За час до заката Абдуллу снова отвлекли – снаружи скопилась огромная толпа с рулонами и большими плоскими пакетами. Художнику с папкой рисунков пришлось расталкивать её локтями. Следующий час был исключительно суматошным. Абдулла изучал картины, отвергал портреты тётушек и мамаш и сбивал непомерные цены, назначенные за скверные изображения племянников. За этот час он приобрёл не только сотню превосходных рисунков, которые принёс ему художник, но и восемьдесят девять других картин, набросков, медальонов и даже кусок стены с написанным на нём лицом. При этом он расстался почти со всеми деньгами, которые уцелели после покупки ковра‑самолёта – если это, конечно, действительно был ковёр‑самолёт. Когда Абдулле наконец удалось уговорить человека, твердившего, будто живописный портрет матушки его четвёртой жены в должной мере походит на мужчину, что такая картина его не устраивает, и выпихнуть его из палатки, уже стемнело. Абдулла так устал и издёргался, что даже есть не хотел. Он бы отправился спать, если бы не Джамал: тот получил бешеную прибыль, распродав свою снедь набежавшей толпе, и пришёл к Абдулле с куском нежнейшего жареного мяса прямо на сковородке.

– Не знаю, что в тебя вселилось, – произнёс Джамал. – Мне всегда казалось, ты в своём уме. Но свихнулся ты или нет, есть всё равно надо.

– Безумие тут ни при чём, – ответил Абдулла. – Я просто решил открыть новое направление в торговле. – Однако мясо он съел.

Наконец сил у Абдуллы прибавилось настолько, что он смог взгромоздить все сто восемьдесят девять картин на ковёр и улёгся между них.

– Послушай же, – сказал он ковру, – если по счастливой случайности я произнесу во сне волшебное слово, немедленно отнеси меня в ночной сад Цветка‑в‑Ночи.

Ничего лучше он, судя по всему, сделать не мог. Заснуть ему удалось не скоро.

Проснулся он от нежного аромата ночных цветов и от того, что чья‑то рука осторожно коснулась его плеча. Над ним склонилась Цветок‑в‑Ночи. Абдулла увидел, что она куда прелестнее, чем ему запомнилось.

– Тебе и вправду удалось раздобыть столько картин! – обрадовалась Цветок‑в‑Ночи. – Как это мило с твоей стороны!

Получилось, победно подумал Абдулла.

– Да, – сказал он. – У меня здесь сто восемьдесят девять разных мужчин.
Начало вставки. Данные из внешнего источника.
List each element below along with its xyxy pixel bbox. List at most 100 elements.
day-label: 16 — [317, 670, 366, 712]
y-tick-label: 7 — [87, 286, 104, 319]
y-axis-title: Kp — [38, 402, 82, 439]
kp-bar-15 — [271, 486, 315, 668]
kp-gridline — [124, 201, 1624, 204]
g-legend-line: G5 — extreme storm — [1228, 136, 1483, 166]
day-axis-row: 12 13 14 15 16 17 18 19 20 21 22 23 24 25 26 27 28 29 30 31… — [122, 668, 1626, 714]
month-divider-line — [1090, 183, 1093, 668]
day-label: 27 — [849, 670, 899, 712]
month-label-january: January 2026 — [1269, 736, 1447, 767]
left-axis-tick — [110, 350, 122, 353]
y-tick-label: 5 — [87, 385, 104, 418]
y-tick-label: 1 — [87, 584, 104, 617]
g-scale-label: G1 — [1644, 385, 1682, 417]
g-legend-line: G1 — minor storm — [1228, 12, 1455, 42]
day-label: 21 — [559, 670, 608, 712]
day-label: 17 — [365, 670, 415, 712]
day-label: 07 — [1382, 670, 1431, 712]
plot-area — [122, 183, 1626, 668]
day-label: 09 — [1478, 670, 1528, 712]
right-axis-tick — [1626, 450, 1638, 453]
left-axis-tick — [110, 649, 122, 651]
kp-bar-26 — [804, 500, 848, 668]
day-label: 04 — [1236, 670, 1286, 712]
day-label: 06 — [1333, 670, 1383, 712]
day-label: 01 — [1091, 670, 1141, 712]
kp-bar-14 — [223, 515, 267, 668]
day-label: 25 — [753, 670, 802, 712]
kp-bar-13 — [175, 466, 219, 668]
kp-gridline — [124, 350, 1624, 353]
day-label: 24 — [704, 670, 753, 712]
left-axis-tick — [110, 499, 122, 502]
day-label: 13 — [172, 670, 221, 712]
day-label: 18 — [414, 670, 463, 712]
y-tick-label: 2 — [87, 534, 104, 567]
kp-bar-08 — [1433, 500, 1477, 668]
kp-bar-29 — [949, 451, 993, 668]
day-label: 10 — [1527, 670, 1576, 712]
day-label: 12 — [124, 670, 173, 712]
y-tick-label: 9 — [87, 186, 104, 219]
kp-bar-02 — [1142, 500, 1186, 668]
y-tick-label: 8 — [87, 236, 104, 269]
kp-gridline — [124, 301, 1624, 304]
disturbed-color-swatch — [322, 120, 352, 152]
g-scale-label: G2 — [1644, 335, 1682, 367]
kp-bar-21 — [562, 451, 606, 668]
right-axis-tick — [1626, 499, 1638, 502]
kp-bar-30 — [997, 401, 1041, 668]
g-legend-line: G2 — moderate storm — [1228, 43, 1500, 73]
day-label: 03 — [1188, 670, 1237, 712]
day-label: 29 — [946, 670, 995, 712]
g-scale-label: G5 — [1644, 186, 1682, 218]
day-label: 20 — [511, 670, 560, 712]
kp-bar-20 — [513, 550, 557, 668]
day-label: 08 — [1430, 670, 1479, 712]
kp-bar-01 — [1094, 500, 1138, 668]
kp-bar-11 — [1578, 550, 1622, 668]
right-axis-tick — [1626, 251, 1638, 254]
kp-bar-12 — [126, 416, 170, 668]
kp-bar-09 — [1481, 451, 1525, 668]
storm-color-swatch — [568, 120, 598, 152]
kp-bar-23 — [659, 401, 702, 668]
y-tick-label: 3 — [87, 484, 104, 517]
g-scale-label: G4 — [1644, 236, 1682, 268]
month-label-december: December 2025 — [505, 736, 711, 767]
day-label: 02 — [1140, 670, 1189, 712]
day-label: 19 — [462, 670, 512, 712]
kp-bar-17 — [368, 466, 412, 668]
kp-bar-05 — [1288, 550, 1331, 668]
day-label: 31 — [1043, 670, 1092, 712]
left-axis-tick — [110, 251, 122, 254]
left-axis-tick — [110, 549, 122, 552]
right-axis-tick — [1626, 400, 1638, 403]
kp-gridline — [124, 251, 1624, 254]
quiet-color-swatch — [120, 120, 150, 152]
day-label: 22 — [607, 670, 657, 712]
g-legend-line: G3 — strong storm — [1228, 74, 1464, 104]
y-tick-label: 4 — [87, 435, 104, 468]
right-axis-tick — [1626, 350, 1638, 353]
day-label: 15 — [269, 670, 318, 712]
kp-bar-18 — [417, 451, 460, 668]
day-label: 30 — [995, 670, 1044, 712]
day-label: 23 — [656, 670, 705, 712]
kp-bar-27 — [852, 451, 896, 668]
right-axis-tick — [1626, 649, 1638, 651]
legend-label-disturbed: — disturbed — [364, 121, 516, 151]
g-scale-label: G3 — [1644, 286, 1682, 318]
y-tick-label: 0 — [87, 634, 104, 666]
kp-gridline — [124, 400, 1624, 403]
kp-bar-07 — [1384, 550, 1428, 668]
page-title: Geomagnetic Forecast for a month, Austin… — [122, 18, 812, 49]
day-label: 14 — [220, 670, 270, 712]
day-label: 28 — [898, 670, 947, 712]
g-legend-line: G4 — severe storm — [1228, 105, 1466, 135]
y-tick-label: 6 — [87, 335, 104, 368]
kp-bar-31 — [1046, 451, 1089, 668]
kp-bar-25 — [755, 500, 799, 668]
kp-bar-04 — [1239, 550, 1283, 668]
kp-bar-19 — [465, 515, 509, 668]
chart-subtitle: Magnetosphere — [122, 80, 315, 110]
Думаю, по крайней мере общую идею тебе уловить удастся.

Он помог девушке снять с кустов побольше золотых фонариков и расставить их в круг на траве. Затем Абдулла показал Цветку‑в‑Ночи все портреты, сначала поднося их к фонарикам, а затем прислоняя к пригорку. Он чувствовал себя уличным художником.

Цветок‑в‑Ночи изучила каждого мужчину, которого предъявлял ей Абдулла, абсолютно бесстрастно и очень сосредоточенно. Затем она взяла фонарик и снова осмотрела все рисунки, которые сделал художник с Базара. Абдулле было очень приятно. Художник оказался настоящим мастером. Он рисовал портреты в точности так, как просил его Абдулла – от царственного героя, явно скопированного со статуи, до горбуна, который чистил на Базаре башмаки, не забыл и про автопортрет.

– Да, вижу, – сказала наконец Цветок‑в‑Ночи. – Мужчины действительно очень разные, как ты и говорил. Внешность моего отца вовсе не типична – и твоя, разумеется, тоже.

– Значит, ты согласна с тем, что я не женщина? – уточнил Абдулла.

– Вынуждена согласиться, – отвечала она. – Прошу прощения за ошибку. – И она пронесла фонарик вдоль пригорка, чтобы изучить некоторые портреты в третий раз.

Абдулла с беспокойством отметил, что выделила она самые красивые портреты. Он смотрел, как она с напряжённым видом склоняется над ними, слегка наморщив лоб, как на морщинки падает выбившийся тёмный завиток… Абдулла спросил себя, что за кашу он заварил.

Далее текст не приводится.